In 1996, Jon Favreau wrote Swingers as a vehicle for himself and his friend, Vince Vaughn. The film was hip, cool and edgy, and even today stands as one of the funniest and most insightful films about male friendship and the ups-and-downs of being single. They were then able to parlay the success of that into respectable careers as actors and, in the case of Favreau, as the director of one of the biggest movie franchises currently going. Why then, would they choose to not only star in but write this broad, clumsy film that is utterly devoid of any insight or wit? Money, baby, money. Conventional wisdom has it that anyone who starts out being hip, cool and edgy will invariably chase the money and start doing the most toothless, middle-of-the-road tripe imaginable to pay for the lifestyle that being hip, edgy and cool afforded them. It happened to Steve Martin, it happened to Eddie Murphy, and now it's happened to Vaughn and Favreau. They've finally turned from young, vital swingers into flabby middle-managers, plodding listlessly through their days in order to collect a paycheck. A big paycheck, sure, but one they earn by doing as little as possible.

The best way to see attractive women in as few items of clothing as possible is to write a film based largely around that idea.

One of the central plots of the film revolves around the disintegration of Jon Favreau's marriage to Kristin Davis, both of whom appear selfish and awful on the outside, but this is only a mask to hide their bitter, hateful souls. Favreau repeatedly talks about how much he wants to cheat on his wife (even though she is being played by the attractive Sex and the City cast member) and spends the entire film ogling young, nubile bodies from afar, ultimately using the search for Faizon Love's girlfriend to run off and party with girls young enough to be his daughter.

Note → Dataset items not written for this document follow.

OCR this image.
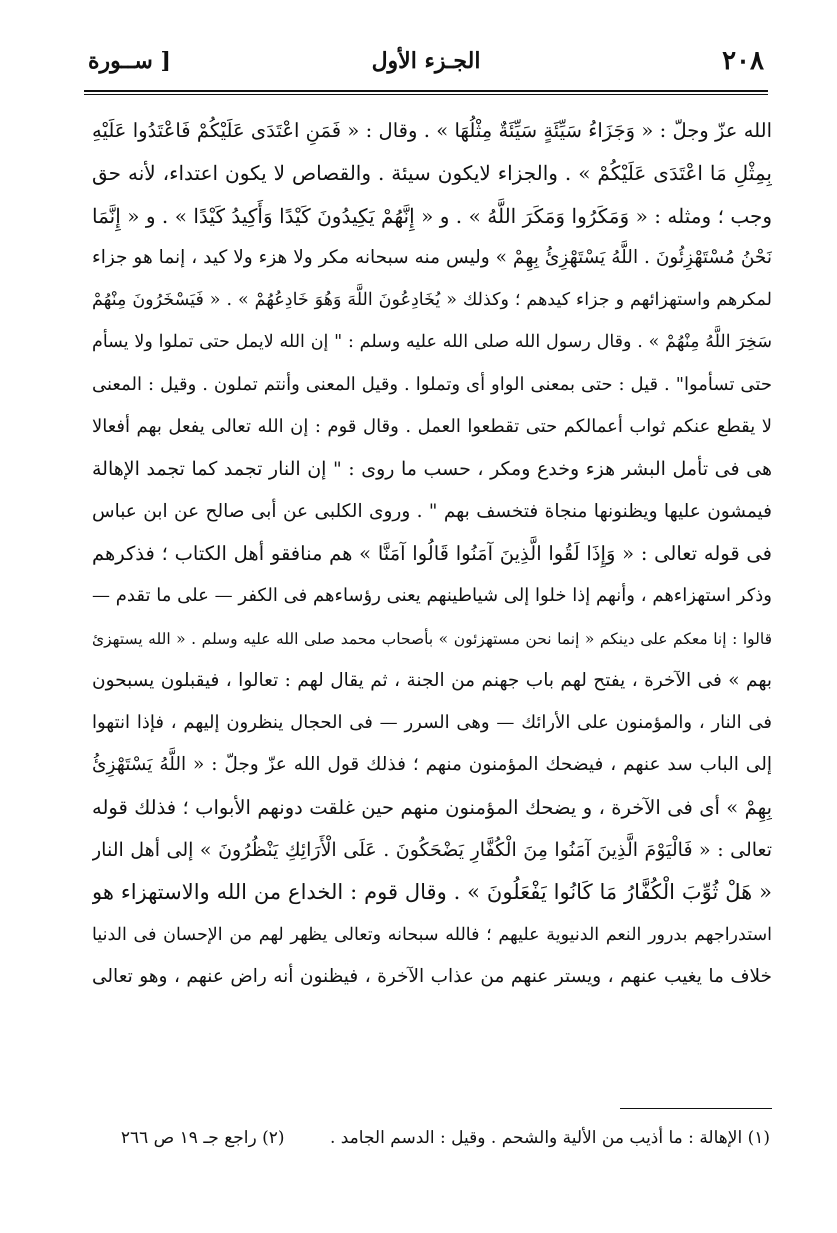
٢٠٨
الجـزء الأول
[ ســورة
الله عزّ وجلّ : « وَجَزَاءُ سَيِّئَةٍ سَيِّئَةٌ مِثْلُهَا » . وقال : « فَمَنِ اعْتَدَى عَلَيْكُمْ فَاعْتَدُوا عَلَيْهِ
بِمِثْلِ مَا اعْتَدَى عَلَيْكُمْ » . والجزاء لايكون سيئة . والقصاص لا يكون اعتداء، لأنه حق
وجب ؛ ومثله : « وَمَكَرُوا وَمَكَرَ اللَّهُ » . و « إِنَّهُمْ يَكِيدُونَ كَيْدًا وَأَكِيدُ كَيْدًا » . و « إِنَّمَا
نَحْنُ مُسْتَهْزِئُونَ . اللَّهُ يَسْتَهْزِئُ بِهِمْ » وليس منه سبحانه مكر ولا هزء ولا كيد ، إنما هو جزاء
لمكرهم واستهزائهم و جزاء كيدهم ؛ وكذلك « يُخَادِعُونَ اللَّهَ وَهُوَ خَادِعُهُمْ » . « فَيَسْخَرُونَ مِنْهُمْ
سَخِرَ اللَّهُ مِنْهُمْ » . وقال رسول الله صلى الله عليه وسلم : " إن الله لايمل حتى تملوا ولا يسأم
حتى تسأموا" . قيل : حتى بمعنى الواو أى وتملوا . وقيل المعنى وأنتم تملون . وقيل : المعنى
لا يقطع عنكم ثواب أعمالكم حتى تقطعوا العمل . وقال قوم : إن الله تعالى يفعل بهم أفعالا
هى فى تأمل البشر هزء وخدع ومكر ، حسب ما روى : " إن النار تجمد كما تجمد الإهالة
فيمشون عليها ويظنونها منجاة فتخسف بهم " . وروى الكلبى عن أبى صالح عن ابن عباس
فى قوله تعالى : « وَإِذَا لَقُوا الَّذِينَ آمَنُوا قَالُوا آمَنَّا » هم منافقو أهل الكتاب ؛ فذكرهم
وذكر استهزاءهم ، وأنهم إذا خلوا إلى شياطينهم يعنى رؤساءهم فى الكفر — على ما تقدم —
قالوا : إنا معكم على دينكم « إنما نحن مستهزئون » بأصحاب محمد صلى الله عليه وسلم . « الله يستهزئ
بهم » فى الآخرة ، يفتح لهم باب جهنم من الجنة ، ثم يقال لهم : تعالوا ، فيقبلون يسبحون
فى النار ، والمؤمنون على الأرائك — وهى السرر — فى الحجال ينظرون إليهم ، فإذا انتهوا
إلى الباب سد عنهم ، فيضحك المؤمنون منهم ؛ فذلك قول الله عزّ وجلّ : « اللَّهُ يَسْتَهْزِئُ
بِهِمْ » أى فى الآخرة ، و يضحك المؤمنون منهم حين غلقت دونهم الأبواب ؛ فذلك قوله
تعالى : « فَالْيَوْمَ الَّذِينَ آمَنُوا مِنَ الْكُفَّارِ يَضْحَكُونَ . عَلَى الْأَرَائِكِ يَنْظُرُونَ » إلى أهل النار
« هَلْ ثُوِّبَ الْكُفَّارُ مَا كَانُوا يَفْعَلُونَ » . وقال قوم : الخداع من الله والاستهزاء هو
استدراجهم بدرور النعم الدنيوية عليهم ؛ فالله سبحانه وتعالى يظهر لهم من الإحسان فى الدنيا
خلاف ما يغيب عنهم ، ويستر عنهم من عذاب الآخرة ، فيظنون أنه راض عنهم ، وهو تعالى
(١) الإهالة : ما أذيب من الألية والشحم . وقيل : الدسم الجامد . (٢) راجع جـ ١٩ ص ٢٦٦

If this needs reiterating: Jon Favreau co-wrote the screenplay.

Elsewhere, Vaughn gets to be film-married to Malin Akerman, and in one scene Akerman, David, Kristen Bell and Kali Hawk all strip down to their underwear to be looked at by their male counterparts. (Admittedly, the men do the same but, with the exception of Faizon Love, they all wear considerably more than the women do.) Vaughn was one of the other screenwriters.